Ki67 and α-SMA expression
At days 2 and 7 of culture, specimens were fixed in 4% paraformaldehyde overnight and processed as already described in a previous section with Ki67 (Mouse Anti-Rat Ki-67 Antigen, M7248, Dako; 1:100 in block buffer) or α-SMA (Mouse Monoclonal Anti-Actin α-Smooth Muscle, A2547, Sigma-Aldrich; 1:1000 in block buffer) as primary antibodies. Secondary antibody (Alexa Fluor 546, goat anti-mouse, A11003, Invitrogen, USA; 1:100 in block buffer) was used with green phalloidin for Ki67 immunostained samples (Alexa Fluor 488 phalloidin, A12379, Invitrogen, USA; 1:100 in block buffer). Samples were examined by confocal microscopy.
Scanning electron microscopy
Fixed specimens (2.5% glutaraldehyde, Agar Scientific, Stansted, United Kingdom) were washed with 0.1 M sodium cacodylate buffer (Agar Scientific) and postfixed in 1% osmium tetroxide (Sigma-Aldrich) in cacodylate buffer for 1 h; then washed in cacodylate buffer, dehydrated through a graded series of industrial methylated spirit (20%–60%) and ethanol (70%–100%), equilibrated in 100% ethanol and left to dry overnight. Specimens were mounted on stubs, gold sputtered coated (Agar Auto Sputter Coater, Agar Scientific) and observed (FEI Inspect F, Oxford Instruments, Oxford, United Kingdom).
Histology
Fixed specimens (4% paraformaldehyde) were embedded in paraffin. Four-micrometer sections were taken for hematoxylin and eosin staining and viewed under light microscopy (Zeiss Axiophot, Zeiss, Jena, Germany) with a DC200 Leica digital camera and IC50 software.

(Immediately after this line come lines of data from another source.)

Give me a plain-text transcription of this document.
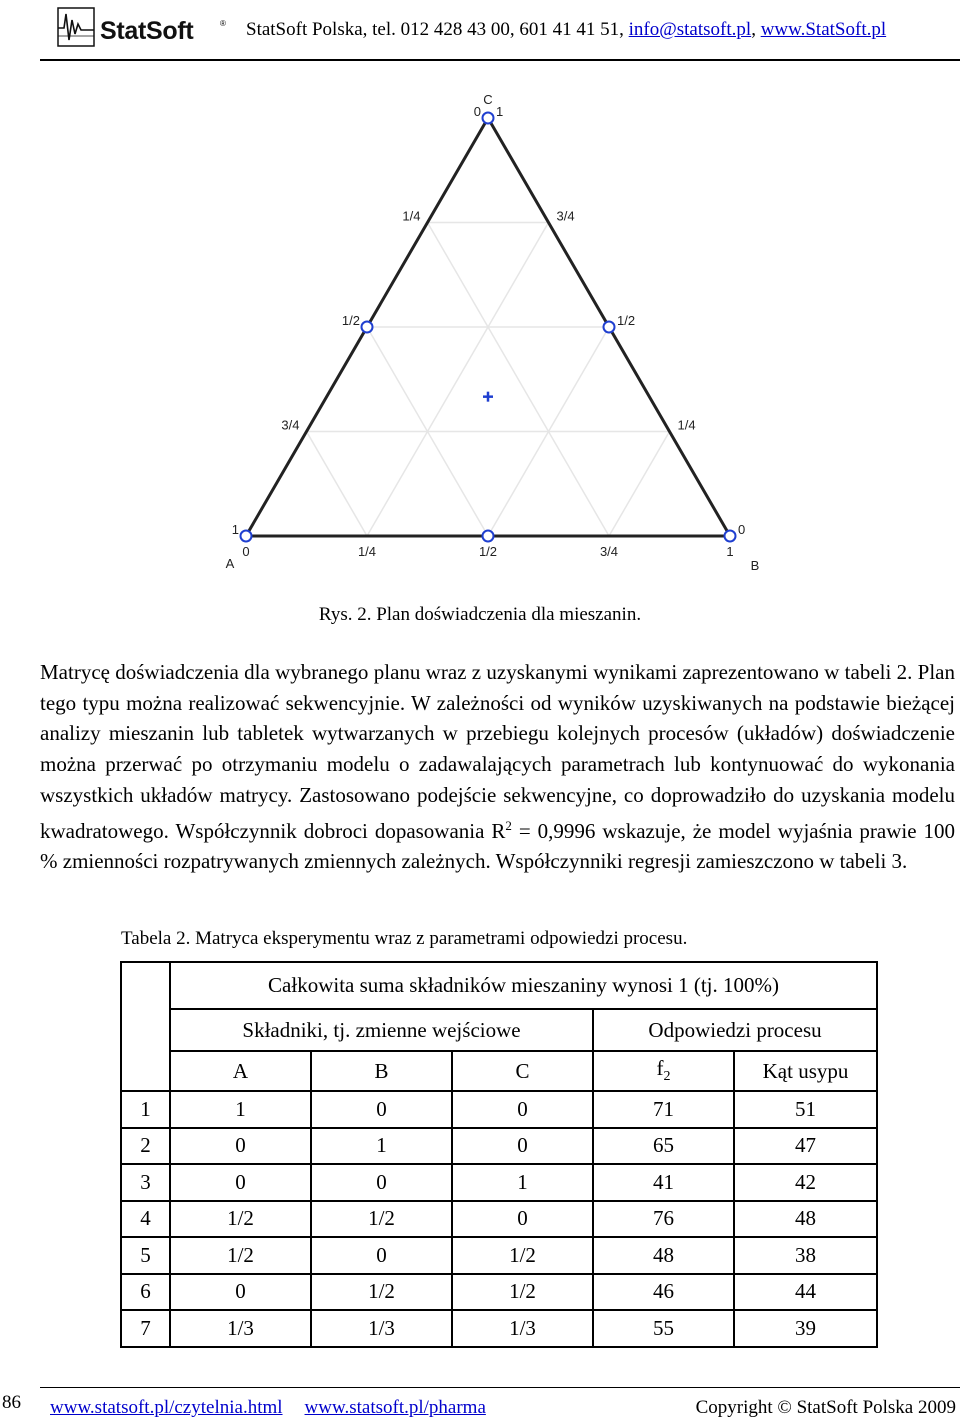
StatSoft	® StatSoft Polska, tel. 012 428 43 00, 601 41 41 51, info@statsoft.pl, www.StatSoft.pl
0	1/4	1/2	3/4	1
1
3/4
1/2
1/4
0
0
1/4
1/2
3/4
1
A	B
C
Rys. 2. Plan doświadczenia dla mieszanin.

Matrycę doświadczenia dla wybranego planu wraz z uzyskanymi wynikami zaprezentowano w tabeli 2. Plan tego typu można realizować sekwencyjnie. W zależności od wyników uzyskiwanych na podstawie bieżącej analizy mieszanin lub tabletek wytwarzanych w przebiegu kolejnych procesów (układów) doświadczenie można przerwać po otrzymaniu modelu o zadawalających parametrach lub kontynuować do wykonania wszystkich układów matrycy. Zastosowano podejście sekwencyjne, co doprowadziło do uzyskania modelu kwadratowego. Współczynnik dobroci dopasowania $R^2 = 0,9996$ wskazuje, że model wyjaśnia prawie 100 % zmienności rozpatrywanych zmiennych zależnych. Współczynniki regresji zamieszczono w tabeli 3.

Tabela 2. Matryca eksperymentu wraz z parametrami odpowiedzi procesu.
	Całkowita suma składników mieszaniny wynosi 1 (tj. 100%)				
	Składniki, tj. zmienne wejściowe			Odpowiedzi procesu	
	A	B	C	$f_2$	Kąt usypu
1	1	0	0	71	51
2	0	1	0	65	47
3	0	0	1	41	42
4	1/2	1/2	0	76	48
5	1/2	0	1/2	48	38
6	0	1/2	1/2	46	44
7	1/3	1/3	1/3	55	39
86 www.statsoft.pl/czytelnia.html www.statsoft.pl/pharma	Copyright © StatSoft Polska 2009
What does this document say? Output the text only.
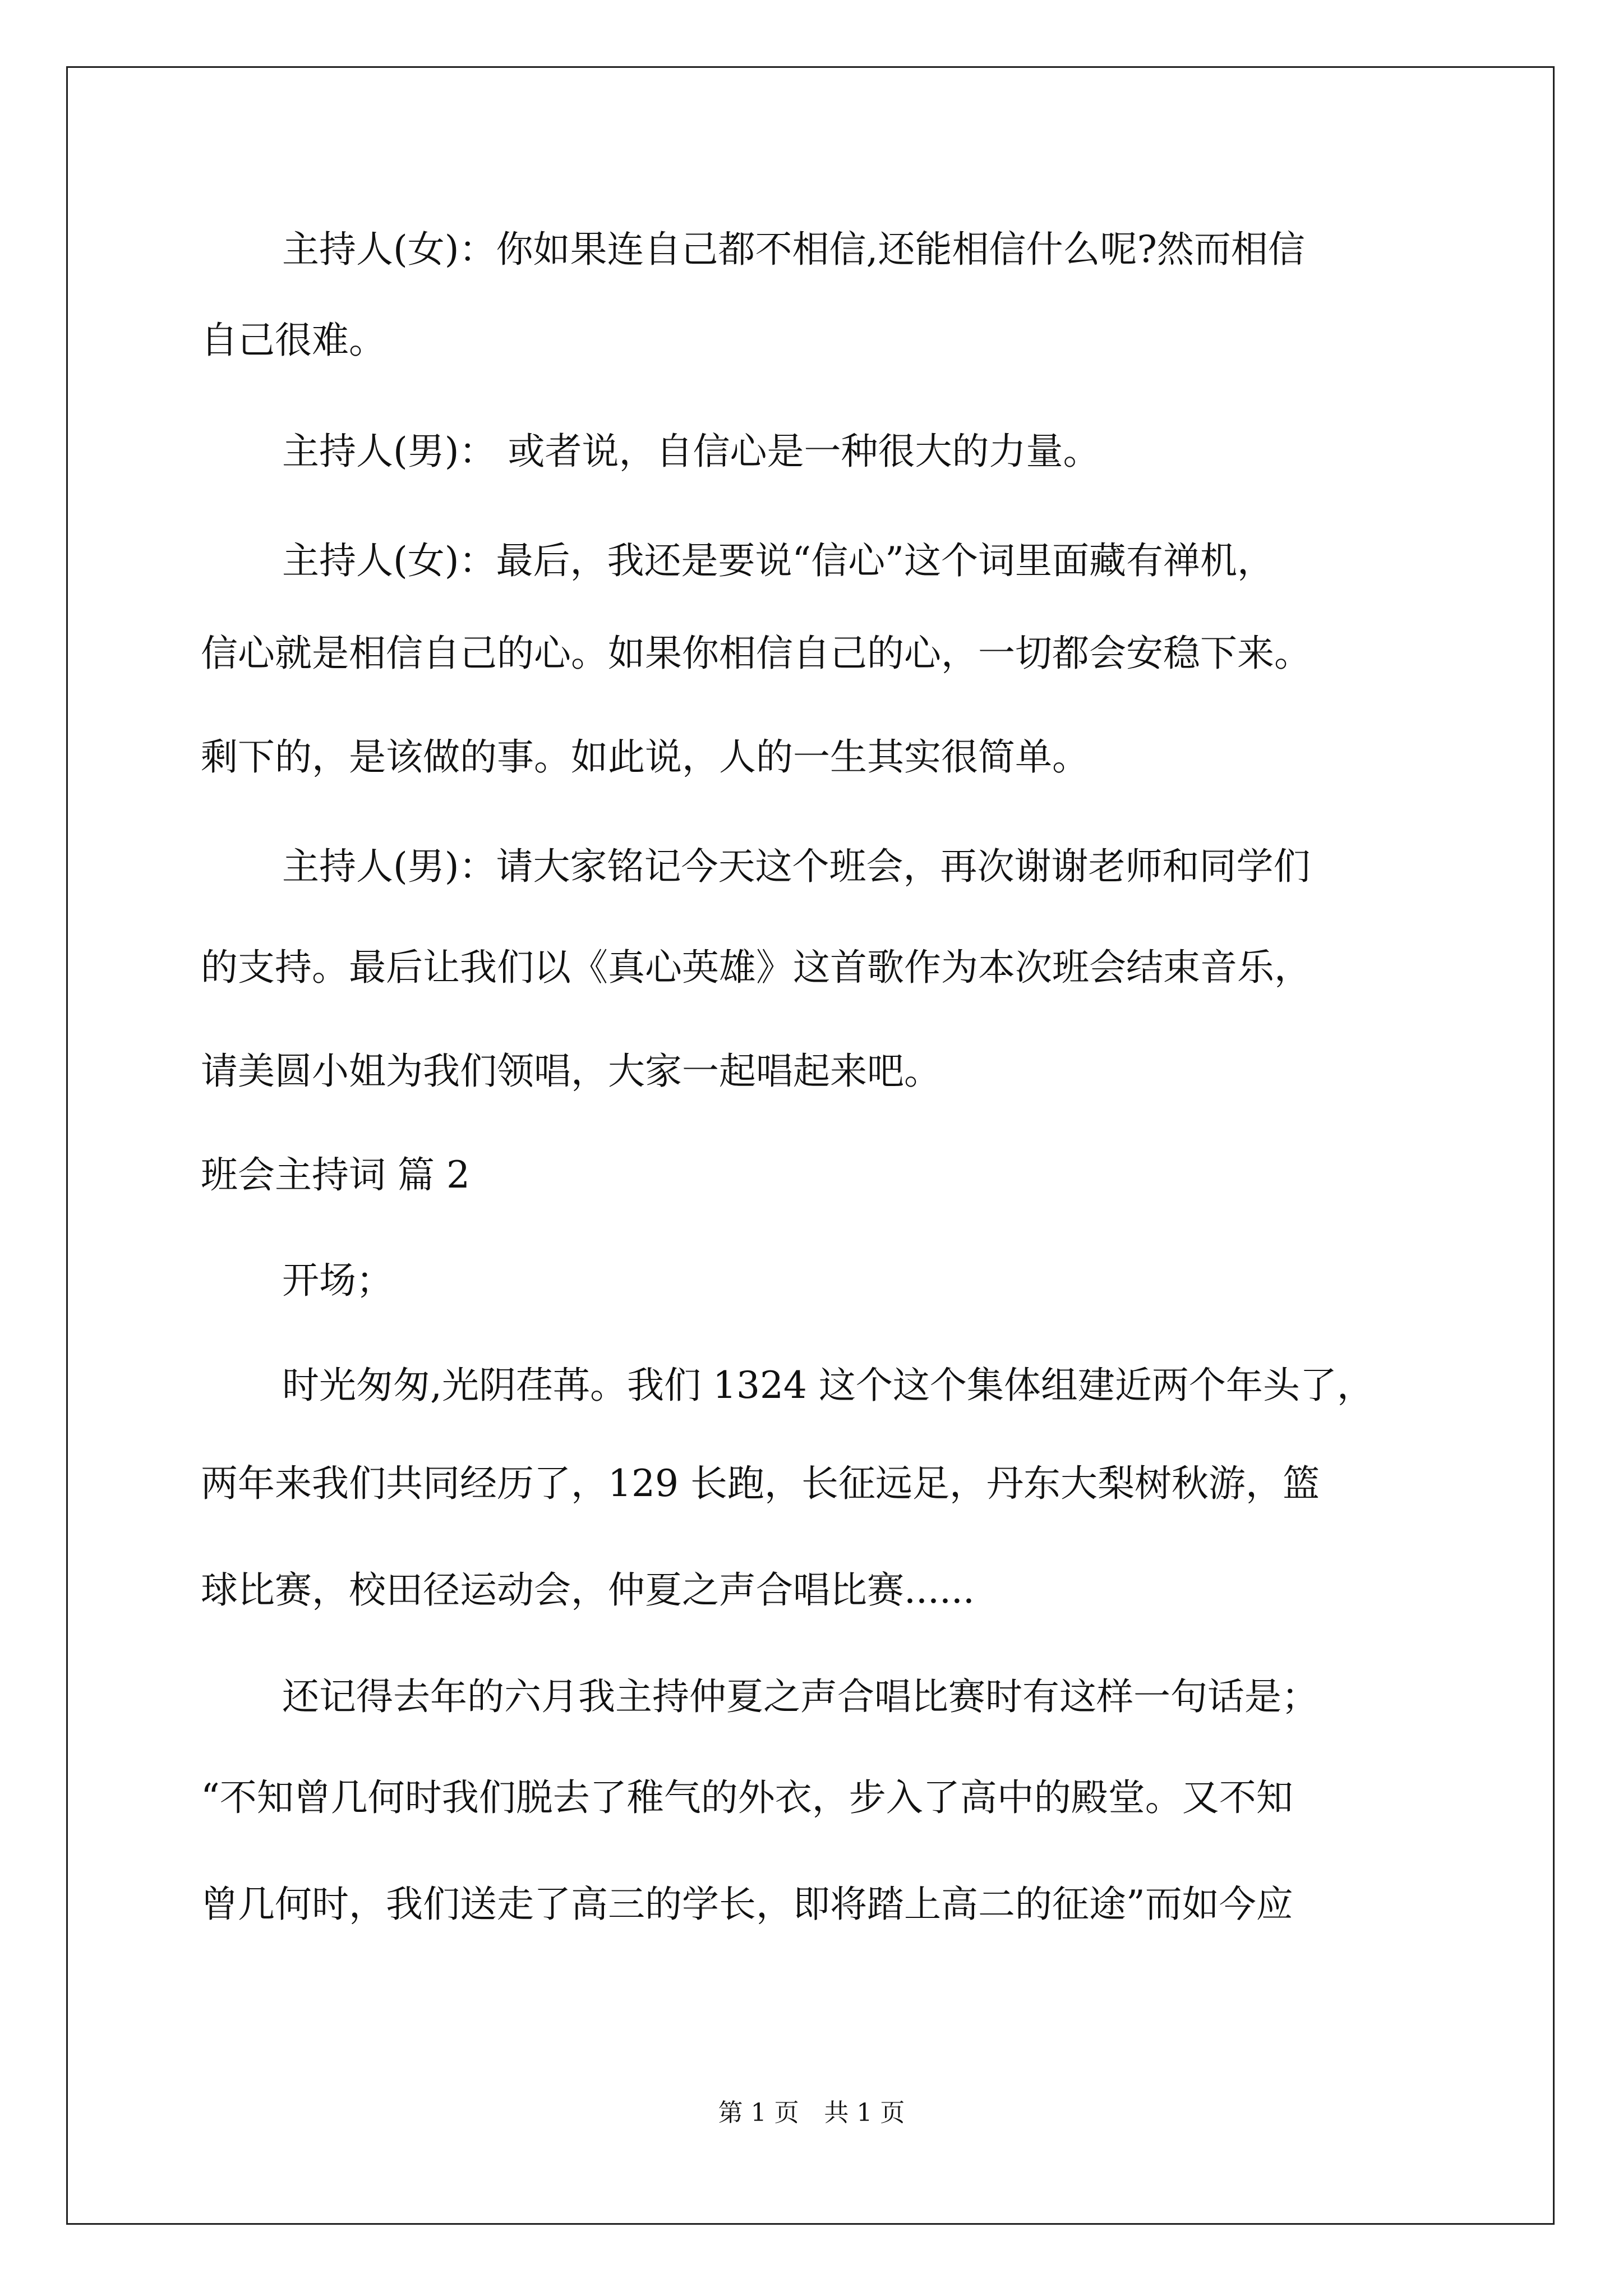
主持人(女)：你如果连自己都不相信,还能相信什么呢?然而相信

自己很难。

主持人(男)： 或者说，自信心是一种很大的力量。

主持人(女)：最后，我还是要说“信心”这个词里面藏有禅机，

信心就是相信自己的心。如果你相信自己的心，一切都会安稳下来。

剩下的，是该做的事。如此说，人的一生其实很简单。

主持人(男)：请大家铭记今天这个班会，再次谢谢老师和同学们

的支持。最后让我们以《真心英雄》这首歌作为本次班会结束音乐，

请美圆小姐为我们领唱，大家一起唱起来吧。

班会主持词 篇 2

开场；

时光匆匆,光阴荏苒。我们 1324 这个这个集体组建近两个年头了，

两年来我们共同经历了，129 长跑，长征远足，丹东大梨树秋游，篮

球比赛，校田径运动会，仲夏之声合唱比赛......

还记得去年的六月我主持仲夏之声合唱比赛时有这样一句话是；

“不知曾几何时我们脱去了稚气的外衣，步入了高中的殿堂。又不知

曾几何时，我们送走了高三的学长，即将踏上高二的征途”而如今应

第 1 页 共 1 页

Cytokine/growth factor expression profile
On days 2 and 7 of culture expression of tumor necrosis factor alpha (TNFα), insulin-like growth factor 1 (IGF1), vascular endothelial growth factor (VEGF), interleukin (IL)-6, fibroblast growth factor b (bFGF), transforming growth factor beta (TGFβ), epidermal growth factor (EGF), and leptin was profiled (EA-1011, Signosis Inc., Sunnyvale, CA). Supernatants (100 μL/well) were pipetted into coated wells and incubated for 1 h at room temperature with gentle shaking, after which wells were washed three times with 200 μL of wash buffer. Diluted biotin-labeled antibody mixture (100 μL/well) was added and incubated as before. After repeating the washing step, diluted streptavidin–horseradish peroxidase conjugate (100 μL/well) was added and incubated for 45 min at room temperature with gentle shaking. After washing, substrate (100 μL/well) was added, followed after 30-min incubation by stop solution (50 μL/well). Absorbance at 450 nm was measured using a microplate reader (Biorad 550, Biorad, Hemel Hempstead, United Kingdom).
Statistical analysis
Comparisons between groups were made using one-way analysis of variance (SigmaStat 3.5 software). A p-value≤0.05 was considered a significant result.
Scoring matrix
Combinatorial evaluation of results was done with a scoring matrix: (1) the new dermal scaffold under evaluation, Smart Matrix, was compared to contractile collagen gels (CCGs), established model of scar formation,9 and to the clinically well-established Integra and Matriderm;17–21 (2) no difference between Smart Matrix and the scaffold of reference was marked with 0, a positive difference with 1, and a negative difference with −1. A total positive score suggests an improvement over existing products and therefore the new scaffold should be further evaluated in vivo. A negative score or 0 suggests no improvement, and therefore no further in vivo evaluation is recommended.
Results
SEM of dermal scaffolds
The three dermal scaffolds used present microporosity (Fig. 1). In addition, Matriderm and Smart Matrix have nanofibers, densely packed in Smart Matrix, as well as nanopores.
FIG. 1.
(a) Scanning electron microscopy (SEM) photos of dermal scaffolds. (b) Matrix contraction of contractile collagen gels (CCG), Integra (I), Matriderm (MD), and Smart Matrix (SM). (c) Cell viability and proliferation by alamarBlue assay of monolayer control (C), contractile collagen gels (CCG), Integra (I), Matriderm (MD) and Smart Matrix (SM) at days 2 and 7 of culture (*C at day 2 significantly higher, p<0.05, than CCG, I, and MD; #C at day 7 significantly higher, p<0.05, than CCG and MD; +SM at day 2 significantly higher, p<0.05, than MD; significant increase in alamarBlue activity, p<0.05, between days 2 and 7 for C, CCG, MD, and SM).
Matrix contraction
The three dermal scaffolds did not contract, while CCGs contracted down to 20% of the initial area (Fig. 1).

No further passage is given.